Anthony “Tony” Weaver Sr. was indicted on May 25, on four felony counts of wire fraud. Appointed by Page, Weaver was a county jail official who acted as a communication link between families, inmates, and correction officers. He was fired from his position Tuesday.

The indictment alleged that Weaver approached a man, identified as John Smith, who owned several small businesses in St. Louis County with a plan to fraudulently apply for grants from the Small Business Relief Program (SBR) in exchange for a share of the proceeds in May 2020. Applications for four SBR loans that falsely claimed Smith’s businesses were closed during the pandemic were filled out by Weaver, the indictment said. It also concealed the fact that Smith had at least 25% ownership in all the businesses which contradicted the guideline that one owner could apply for one grant. It also outlined several of the duo’s conversations about splitting the money while discussing ways to avoid getting caught.

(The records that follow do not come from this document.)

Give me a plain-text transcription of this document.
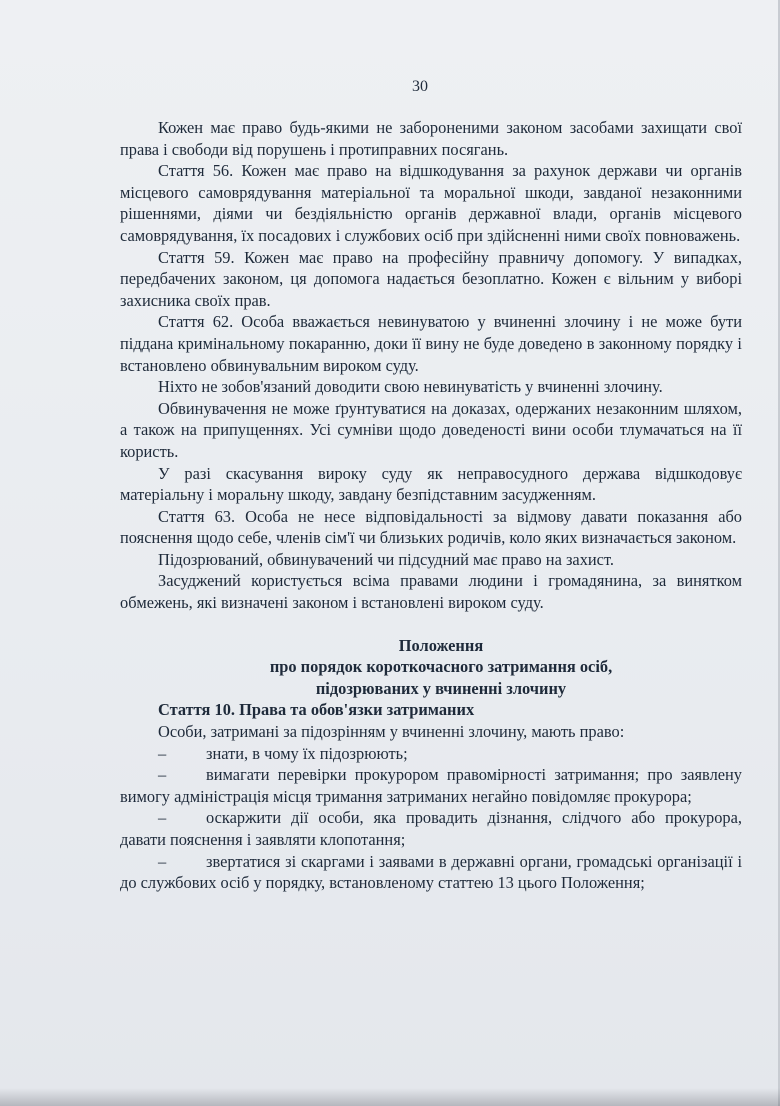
30

Кожен має право будь-якими не забороненими законом засобами захищати свої права і свободи від порушень і протиправних посягань.

Стаття 56. Кожен має право на відшкодування за рахунок держави чи органів місцевого самоврядування матеріальної та моральної шкоди, завданої незаконними рішеннями, діями чи бездіяльністю органів державної влади, органів місцевого самоврядування, їх посадових і службових осіб при здійсненні ними своїх повноважень.

Стаття 59. Кожен має право на професійну правничу допомогу. У випадках, передбачених законом, ця допомога надається безоплатно. Кожен є вільним у виборі захисника своїх прав.

Стаття 62. Особа вважається невинуватою у вчиненні злочину і не може бути піддана кримінальному покаранню, доки її вину не буде доведено в законному порядку і встановлено обвинувальним вироком суду.

Ніхто не зобов'язаний доводити свою невинуватість у вчиненні злочину.

Обвинувачення не може ґрунтуватися на доказах, одержаних незаконним шляхом, а також на припущеннях. Усі сумніви щодо доведеності вини особи тлумачаться на її користь.

У разі скасування вироку суду як неправосудного держава відшкодовує матеріальну і моральну шкоду, завдану безпідставним засудженням.

Стаття 63. Особа не несе відповідальності за відмову давати показання або пояснення щодо себе, членів сім'ї чи близьких родичів, коло яких визначається законом.

Підозрюваний, обвинувачений чи підсудний має право на захист.

Засуджений користується всіма правами людини і громадянина, за винятком обмежень, які визначені законом і встановлені вироком суду.

Положення

про порядок короткочасного затримання осіб,

підозрюваних у вчиненні злочину

Стаття 10. Права та обов'язки затриманих

Особи, затримані за підозрінням у вчиненні злочину, мають право:

– знати, в чому їх підозрюють;

– вимагати перевірки прокурором правомірності затримання; про заявлену вимогу адміністрація місця тримання затриманих негайно повідомляє прокурора;

– оскаржити дії особи, яка провадить дізнання, слідчого або прокурора, давати пояснення і заявляти клопотання;

– звертатися зі скаргами і заявами в державні органи, громадські організації і до службових осіб у порядку, встановленому статтею 13 цього Положення;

“The attempt to defraud [St. Louis] County government failed and no funds were lost or inappropriately awarded,” Page said while touching on the incident.

The announcement of Weave’s indictment comes less than a week after three St. Louis City alderman were indicted on corruption charges. When asked how the public can trust the government, Page cites several safeguards his administration implemented including hiring two accounting firms. The firms check the applications and supporting documents submitted for several loans.

“We have a lot of processes and procedures in place. If funds were awarded improperly, we’ll certainly find it,” he continued.

The wire fraud charge that Weaver face carries a penalty of up to 20 years in prison and a fine of up to $250,000.